Dejo para un momento próximo lo que buenos amigos y colegas me han cuestionado sobre la génesis de la reforma del Estado por el Estado mismo. Ahora, sólo quisiera adelantar como bien lo hizo ver mi buen amigo Diego Valadés que lo que hoy está en primerísimo lugar es la reforma del poder. De eso se trata. De eso hay que hablar; hacerlo con generosidad y apertura.

En muchos mexicanos, los estudiantes y su renovado activismo despiertan ilusiones y esperanzas de que no todo esté perdido en esta sufrida patria. Su enojo va de la mano con su arrojo, sus desplantes legítimos han llenado plazas y avenidas pidiendo integridad y honestidad al poder, así como justicia para todos.

Sus causas son diversas y es preciso tenerlo presente. No fue lo mismo el Yo soy 132 que los muchos otros jóvenes que formaron filas en la campaña electoral de 2012, pero es claro que sin aquel movimiento la campaña hubiera tenido otros derroteros.

No es lo mismo la magna movilización politécnica que la enorme expresión nacional de la juventud estudiosa exigiendo la aparición de los normalistas de Ayotzinapa y el juicio implacable, con todas las de la ley, a los culpables de asesinatos, secuestros y servicios al crimen organizado desde el poder constituido, que no dejarán de acompañar a la conciencia mexicana en décadas por venir.

Multivariada y fruto de causas diversas, no todas ellas articulables a una sola raíz, la movilización juvenil de estas semanas aciagas se uniforma en la calidad de los marchistas: todos o casi todos, instalados en la educación superior, pública y privada, pero ahora predominantemente la primera, o apenas egresados de ese sistema.

Es decir, son miembros de las cohortes demográficas que emergieran con el portentoso cambio demográfico que ocurriera en México desde los años 70 del siglo XX y que, al pasar el tiempo, configuraron el panorama social y facial, de modos y modas, del México del siglo XXI:

Informados y alambrados, individualistas a la vez que dispuestos a la acción conjunta, los estudiantes de hoy, que ya son millones, portan el privilegio de ser una minoría dentro de una mayoría, porque han sido de los pocos con acceso a las universidades y de los menos que han podido permanecer en ellas a lo largo de cuatro, cinco o más años, hasta aspirar a la graduación, el trabajo y hasta el posgrado.

Pero el privilegio no viene solo.

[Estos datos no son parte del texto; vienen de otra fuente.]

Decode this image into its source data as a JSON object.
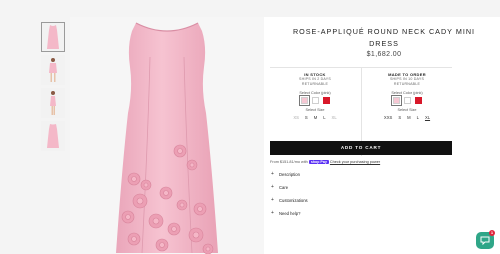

Estos jóvenes son los que de manera más directa y dolorosa, por consciente, sufren las disonancias nacionales en materia económica y social, cuando de ser el bono demográfico que sería la base de un nuevo desarrollo, pasan a ser parte considerable del pagaré permanente de los desempleados o mal empleados, que ven cómo se acerca la hora de la madurez sin haber cursado algunas de las materias primordiales de la juventud adulta, con trabajo, profesión y expectativas realizables.

Éste es, hoy, nuestro cruce de caminos: muchos jóvenes angustiados y descontentos a la vez que imaginativos y desafiantes; muchos más estudiando y tratando de ver hacia adelante; otros, también muchos, en el tránsito a la decepción del desempleo profesional. Todos, ante el panorama de injusticia y violencia, estancamiento estabilizador y concentración inicua de ingresos y riquezas que nos caracterizan.

No se puede, no se debe, jugar con esto. No se puede exaltar la violencia ni ofrecerle a los que hoy se movilizan un horizonte de vacío político y confrontación social sin sentido ni término.

Las universidades, tecnológicos y politécnicos del país deben mantenerse, ampliarse y cambiar su organización y visión escolar tanto como sea necesario. Las aulas y auditorios deben ser la sede de una gran conversación nacional sobre el futuro, para cambiarlo desde este presente ominoso que amenaza volverse eterno.

La movilización que cuenta es y será la de las conciencias y el entendimiento; la que genera sabiduría y forja un carácter republicano y, como ocurrió con las generaciones del 68, espíritu y reclamo democrático.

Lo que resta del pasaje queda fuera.